Wednesday, March 23, 2011

Thursday shows – 3/17/2011

Strangely, the theme for tonight’s shows was genocide.  And I know I'm late - stupid work.

Community – “Custody Law and Eastern European Diplomacy”
Recap:  Shirley wants Chang to sign away any parental rights while Troy and Abed try to keep Britta from banging their new friend.  This was one of my least favorite episodes ever – no big laughs and too much Chang.  A major detraction/distraction was Joel McHale’s horrible Bieber-esque, faux bedhead, douchebaggy hairstyle.  It ruined the whole show.  After Jeff “Nipple-play” Winger came back from jogging, his hair still hadn’t moved.  I am seriously disappointed in a fictional character.  It’s not as bad as when Spike tried to rape Buffy, but it’s in the top 10.  Please return to the regular, smarmy spikiness that he had on The Soup on Friday.  As always, Troy and Abed’s interactions were the highlight of this sub-par episode.  They groaned and complained in unison as Britta awkwardly tried to interact with Luka (Victor from Dollhouse!), their new video game friend and former wearer of hats made out of babies.  She acted way more socially retarded than Abed ever has.  Let’s hope the Pulp Fiction episode next week can live up to the minimal amount of hype it has received.
  • Best Line:  “If they’re left-handed, I want to know about that.  I’m making a chart.” – Abed telling Britta the details she can give about their mutual friends
  • Runner-Up:  “I really got Jewish personed out of that one.” – Pierce being politically correct
  • Genocide Connection:  Luka misses ethnic cleansing in the Balkans - setting villages on fire and seeing the rivers turn red with their blood.

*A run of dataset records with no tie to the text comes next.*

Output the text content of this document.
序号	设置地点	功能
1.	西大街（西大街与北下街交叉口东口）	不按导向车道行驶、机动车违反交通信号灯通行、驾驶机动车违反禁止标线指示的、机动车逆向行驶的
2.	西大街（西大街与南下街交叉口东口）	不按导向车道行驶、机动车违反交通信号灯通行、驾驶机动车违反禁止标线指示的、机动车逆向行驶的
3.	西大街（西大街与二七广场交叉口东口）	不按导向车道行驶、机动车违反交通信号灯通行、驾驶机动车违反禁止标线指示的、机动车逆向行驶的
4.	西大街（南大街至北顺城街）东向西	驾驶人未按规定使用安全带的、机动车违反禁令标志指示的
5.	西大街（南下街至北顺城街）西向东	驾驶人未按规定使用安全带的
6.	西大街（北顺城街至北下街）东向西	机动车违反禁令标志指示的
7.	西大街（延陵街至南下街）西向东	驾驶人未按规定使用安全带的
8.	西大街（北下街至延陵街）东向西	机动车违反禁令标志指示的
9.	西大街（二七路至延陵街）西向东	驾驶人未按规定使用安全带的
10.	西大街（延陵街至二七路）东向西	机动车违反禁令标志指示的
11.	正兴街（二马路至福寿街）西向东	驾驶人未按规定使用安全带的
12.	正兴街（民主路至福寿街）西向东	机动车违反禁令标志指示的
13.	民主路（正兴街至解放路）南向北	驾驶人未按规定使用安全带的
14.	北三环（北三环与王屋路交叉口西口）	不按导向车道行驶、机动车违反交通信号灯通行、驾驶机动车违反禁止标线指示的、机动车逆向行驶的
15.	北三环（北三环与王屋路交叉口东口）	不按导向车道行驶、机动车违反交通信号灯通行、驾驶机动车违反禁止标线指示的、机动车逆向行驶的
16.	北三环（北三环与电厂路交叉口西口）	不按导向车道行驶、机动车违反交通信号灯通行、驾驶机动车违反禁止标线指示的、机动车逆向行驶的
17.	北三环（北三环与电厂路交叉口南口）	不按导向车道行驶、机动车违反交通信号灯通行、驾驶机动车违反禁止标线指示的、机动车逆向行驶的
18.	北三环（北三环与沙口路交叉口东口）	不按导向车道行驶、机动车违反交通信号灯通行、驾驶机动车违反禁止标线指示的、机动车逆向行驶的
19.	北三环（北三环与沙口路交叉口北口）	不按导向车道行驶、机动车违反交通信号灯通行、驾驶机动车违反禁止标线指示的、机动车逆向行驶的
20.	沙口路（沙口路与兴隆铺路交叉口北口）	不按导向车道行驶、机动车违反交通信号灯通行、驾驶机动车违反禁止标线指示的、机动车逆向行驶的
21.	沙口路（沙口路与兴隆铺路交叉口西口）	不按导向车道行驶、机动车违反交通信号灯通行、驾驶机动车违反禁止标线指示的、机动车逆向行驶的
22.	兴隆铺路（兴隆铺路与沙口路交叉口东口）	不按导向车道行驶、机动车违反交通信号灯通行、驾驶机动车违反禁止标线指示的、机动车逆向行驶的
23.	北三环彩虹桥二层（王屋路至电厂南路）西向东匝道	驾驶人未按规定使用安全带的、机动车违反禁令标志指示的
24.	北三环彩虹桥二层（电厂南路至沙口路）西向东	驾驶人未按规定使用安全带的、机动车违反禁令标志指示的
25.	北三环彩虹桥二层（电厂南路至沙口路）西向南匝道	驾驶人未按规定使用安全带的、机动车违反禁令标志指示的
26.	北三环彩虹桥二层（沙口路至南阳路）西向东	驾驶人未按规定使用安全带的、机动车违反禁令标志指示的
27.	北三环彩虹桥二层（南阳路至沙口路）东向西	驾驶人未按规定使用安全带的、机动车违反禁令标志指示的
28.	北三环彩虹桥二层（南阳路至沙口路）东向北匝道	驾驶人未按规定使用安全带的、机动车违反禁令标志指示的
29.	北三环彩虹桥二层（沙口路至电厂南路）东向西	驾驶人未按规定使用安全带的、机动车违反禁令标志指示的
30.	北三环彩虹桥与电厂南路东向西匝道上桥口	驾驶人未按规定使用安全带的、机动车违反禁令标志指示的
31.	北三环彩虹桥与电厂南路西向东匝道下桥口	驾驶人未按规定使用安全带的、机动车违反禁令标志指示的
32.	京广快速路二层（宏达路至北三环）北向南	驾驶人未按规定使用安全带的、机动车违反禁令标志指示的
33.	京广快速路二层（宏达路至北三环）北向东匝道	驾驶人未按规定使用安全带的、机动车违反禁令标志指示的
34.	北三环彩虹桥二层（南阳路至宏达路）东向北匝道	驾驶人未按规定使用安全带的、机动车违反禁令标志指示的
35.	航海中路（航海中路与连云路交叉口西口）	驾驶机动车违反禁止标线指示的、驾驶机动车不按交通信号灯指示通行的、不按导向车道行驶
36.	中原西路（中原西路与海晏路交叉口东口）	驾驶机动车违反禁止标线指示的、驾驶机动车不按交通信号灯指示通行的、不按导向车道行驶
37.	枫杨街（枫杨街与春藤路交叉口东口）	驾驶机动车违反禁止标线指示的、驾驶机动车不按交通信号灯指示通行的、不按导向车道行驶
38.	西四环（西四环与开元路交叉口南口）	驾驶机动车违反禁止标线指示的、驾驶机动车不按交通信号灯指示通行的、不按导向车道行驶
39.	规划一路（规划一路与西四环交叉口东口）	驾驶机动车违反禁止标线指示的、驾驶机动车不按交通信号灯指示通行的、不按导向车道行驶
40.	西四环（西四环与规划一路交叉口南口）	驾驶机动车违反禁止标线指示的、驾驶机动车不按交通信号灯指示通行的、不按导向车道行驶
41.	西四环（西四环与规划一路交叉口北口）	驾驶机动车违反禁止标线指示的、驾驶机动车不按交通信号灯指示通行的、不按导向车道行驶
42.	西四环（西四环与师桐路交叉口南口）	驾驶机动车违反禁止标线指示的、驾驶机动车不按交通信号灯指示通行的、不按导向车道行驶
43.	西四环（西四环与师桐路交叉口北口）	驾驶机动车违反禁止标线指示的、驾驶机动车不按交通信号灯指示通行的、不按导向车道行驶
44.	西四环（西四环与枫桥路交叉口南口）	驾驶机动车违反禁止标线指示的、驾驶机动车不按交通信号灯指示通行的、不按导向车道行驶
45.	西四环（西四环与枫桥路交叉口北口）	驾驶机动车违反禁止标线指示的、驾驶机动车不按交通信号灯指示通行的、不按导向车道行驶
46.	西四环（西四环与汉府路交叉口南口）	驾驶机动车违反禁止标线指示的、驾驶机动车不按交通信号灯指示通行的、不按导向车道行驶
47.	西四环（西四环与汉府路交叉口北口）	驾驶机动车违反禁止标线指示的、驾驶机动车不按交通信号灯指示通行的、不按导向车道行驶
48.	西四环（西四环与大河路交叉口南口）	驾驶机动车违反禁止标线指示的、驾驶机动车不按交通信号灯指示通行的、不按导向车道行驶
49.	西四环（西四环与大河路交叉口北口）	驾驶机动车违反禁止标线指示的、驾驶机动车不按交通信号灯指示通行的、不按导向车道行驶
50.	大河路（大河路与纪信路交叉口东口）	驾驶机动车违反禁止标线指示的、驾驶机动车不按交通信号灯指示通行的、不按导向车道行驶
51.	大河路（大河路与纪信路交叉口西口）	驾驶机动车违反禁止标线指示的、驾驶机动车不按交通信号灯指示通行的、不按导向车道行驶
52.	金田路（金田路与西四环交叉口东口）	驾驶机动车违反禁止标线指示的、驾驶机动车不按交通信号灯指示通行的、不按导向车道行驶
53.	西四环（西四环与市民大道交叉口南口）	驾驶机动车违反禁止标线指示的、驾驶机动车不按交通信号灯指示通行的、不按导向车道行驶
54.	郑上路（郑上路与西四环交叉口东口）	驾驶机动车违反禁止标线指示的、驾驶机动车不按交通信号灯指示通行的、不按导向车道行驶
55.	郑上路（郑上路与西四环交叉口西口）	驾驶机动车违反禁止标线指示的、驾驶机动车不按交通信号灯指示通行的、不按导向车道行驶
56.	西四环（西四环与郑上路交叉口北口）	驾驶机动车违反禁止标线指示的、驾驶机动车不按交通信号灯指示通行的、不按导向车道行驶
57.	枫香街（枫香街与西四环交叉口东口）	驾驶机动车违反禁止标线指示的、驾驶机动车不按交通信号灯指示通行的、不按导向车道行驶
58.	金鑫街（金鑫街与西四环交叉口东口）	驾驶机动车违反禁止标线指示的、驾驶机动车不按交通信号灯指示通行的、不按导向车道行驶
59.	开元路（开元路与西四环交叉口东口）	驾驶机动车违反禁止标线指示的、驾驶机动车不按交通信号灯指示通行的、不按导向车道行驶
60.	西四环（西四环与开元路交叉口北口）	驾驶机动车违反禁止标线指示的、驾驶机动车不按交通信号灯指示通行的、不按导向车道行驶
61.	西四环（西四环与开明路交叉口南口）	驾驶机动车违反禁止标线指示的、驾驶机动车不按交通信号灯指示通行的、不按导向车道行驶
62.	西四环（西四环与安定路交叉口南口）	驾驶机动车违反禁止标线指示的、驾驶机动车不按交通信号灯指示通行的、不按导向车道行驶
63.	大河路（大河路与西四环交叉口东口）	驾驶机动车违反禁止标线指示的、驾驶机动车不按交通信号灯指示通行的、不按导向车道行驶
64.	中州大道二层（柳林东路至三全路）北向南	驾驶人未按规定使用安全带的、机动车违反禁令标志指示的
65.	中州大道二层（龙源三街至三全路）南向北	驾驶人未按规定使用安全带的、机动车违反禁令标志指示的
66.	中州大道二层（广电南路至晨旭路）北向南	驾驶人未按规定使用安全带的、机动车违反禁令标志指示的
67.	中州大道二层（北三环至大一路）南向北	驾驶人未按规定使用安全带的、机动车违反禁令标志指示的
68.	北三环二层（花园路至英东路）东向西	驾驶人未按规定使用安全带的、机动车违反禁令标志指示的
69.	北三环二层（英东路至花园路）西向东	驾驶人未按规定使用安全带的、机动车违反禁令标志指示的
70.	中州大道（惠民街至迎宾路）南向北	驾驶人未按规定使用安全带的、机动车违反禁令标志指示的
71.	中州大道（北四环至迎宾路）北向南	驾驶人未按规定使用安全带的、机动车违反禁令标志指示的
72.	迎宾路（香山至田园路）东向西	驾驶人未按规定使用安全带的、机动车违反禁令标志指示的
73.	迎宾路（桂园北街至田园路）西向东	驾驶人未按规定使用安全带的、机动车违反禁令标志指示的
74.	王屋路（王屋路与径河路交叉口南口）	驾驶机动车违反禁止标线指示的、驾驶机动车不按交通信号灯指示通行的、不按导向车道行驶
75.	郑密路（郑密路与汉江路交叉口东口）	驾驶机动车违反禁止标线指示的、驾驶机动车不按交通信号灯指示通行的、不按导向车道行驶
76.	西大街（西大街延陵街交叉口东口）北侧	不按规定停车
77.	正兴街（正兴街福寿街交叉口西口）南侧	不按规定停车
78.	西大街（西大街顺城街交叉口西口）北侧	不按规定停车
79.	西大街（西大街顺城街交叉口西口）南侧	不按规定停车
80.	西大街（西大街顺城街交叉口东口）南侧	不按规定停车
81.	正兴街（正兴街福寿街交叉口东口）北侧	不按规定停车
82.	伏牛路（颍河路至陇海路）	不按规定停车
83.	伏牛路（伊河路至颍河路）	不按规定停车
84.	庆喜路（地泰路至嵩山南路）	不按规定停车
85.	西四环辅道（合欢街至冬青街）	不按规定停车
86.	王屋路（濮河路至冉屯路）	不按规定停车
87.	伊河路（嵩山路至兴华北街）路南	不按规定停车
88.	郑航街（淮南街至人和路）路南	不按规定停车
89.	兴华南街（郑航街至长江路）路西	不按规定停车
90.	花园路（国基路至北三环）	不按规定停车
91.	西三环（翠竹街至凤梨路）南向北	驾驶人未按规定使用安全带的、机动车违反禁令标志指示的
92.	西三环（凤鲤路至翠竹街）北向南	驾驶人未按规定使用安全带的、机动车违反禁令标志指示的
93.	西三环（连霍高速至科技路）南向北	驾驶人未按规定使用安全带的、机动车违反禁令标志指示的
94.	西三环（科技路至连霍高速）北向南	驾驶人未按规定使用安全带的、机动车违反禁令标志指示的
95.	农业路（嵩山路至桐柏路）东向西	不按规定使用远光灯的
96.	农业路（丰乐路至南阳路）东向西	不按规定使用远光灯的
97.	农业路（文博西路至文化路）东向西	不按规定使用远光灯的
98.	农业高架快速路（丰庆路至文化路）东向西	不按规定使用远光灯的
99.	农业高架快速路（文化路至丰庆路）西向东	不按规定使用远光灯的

Parks and Recreation – “Harvest Festival”
Recap:  The Harvest Festival has arrived as well as a curse from the local Native American tribe. Love and deep-fried food is in the air in Pawnee:  Leslie and Ben flirt by pretending to shoot one another, Ann makes out with a carny and April drops the L-bomb on Andy.  Apparently, everyone gets a little excited whenever Lil Sebastian  (and his shockingly huge mini-horse erection) is around.  Episode highlight – the look of pure joy on Ron’s face whenever Lil Sebastian was around.  PS – I agree with Ben and don’t get it – “He whinnied!”
  • Best Line:  “No, we all behave rationally and believe we are in charge of our own destinies.”  Leslie describing Pawnee’s belief in curses
  • Runner-Up:  “There are a lot of people who don’t consider salad food.”  Leslie on why the salad stand shouldn’t be placed on Deep Fried Alley
  • Genocide Connection:  The Wamapoke tribe was slaughtered on the place where Leslie wants to place the shooting gallery.  They didn’t have any weapons.


30 Rock – “Queen of Jordan”
Recap:  Angie’s reality show takes over and makes everyone look stupid (usually more stupid).  God, I hate reality shows.  I know this is a fake one, but it seems like it could be real and it makes me angry that people would actually watch something like this.  I did love some of Sherri Shepherd’s comments –“Who the %^$# are the Beatles? – Haaaammm – That’s just white people nonsense.”   But it’s definitely time to get Tracy back from whatever he’s doing in Africa and get this reality-show nonsense behind us.  I hate when my fake boyfriends look bad – stay strong, Jack!
  • Best line:  In the opening credits, it read “Written” by Tracy Wigfield.
  • Runner-Up:  “If this show insists on portraying me as a clumsy, gay flatulent, that’s fine because I am extremely secure in my athleticism, masculinity and anal integrity.” – Jack on why reality shows suck
  • Genocide Connection:  Jenna sees no problem with her new website - Jenna’s side.com.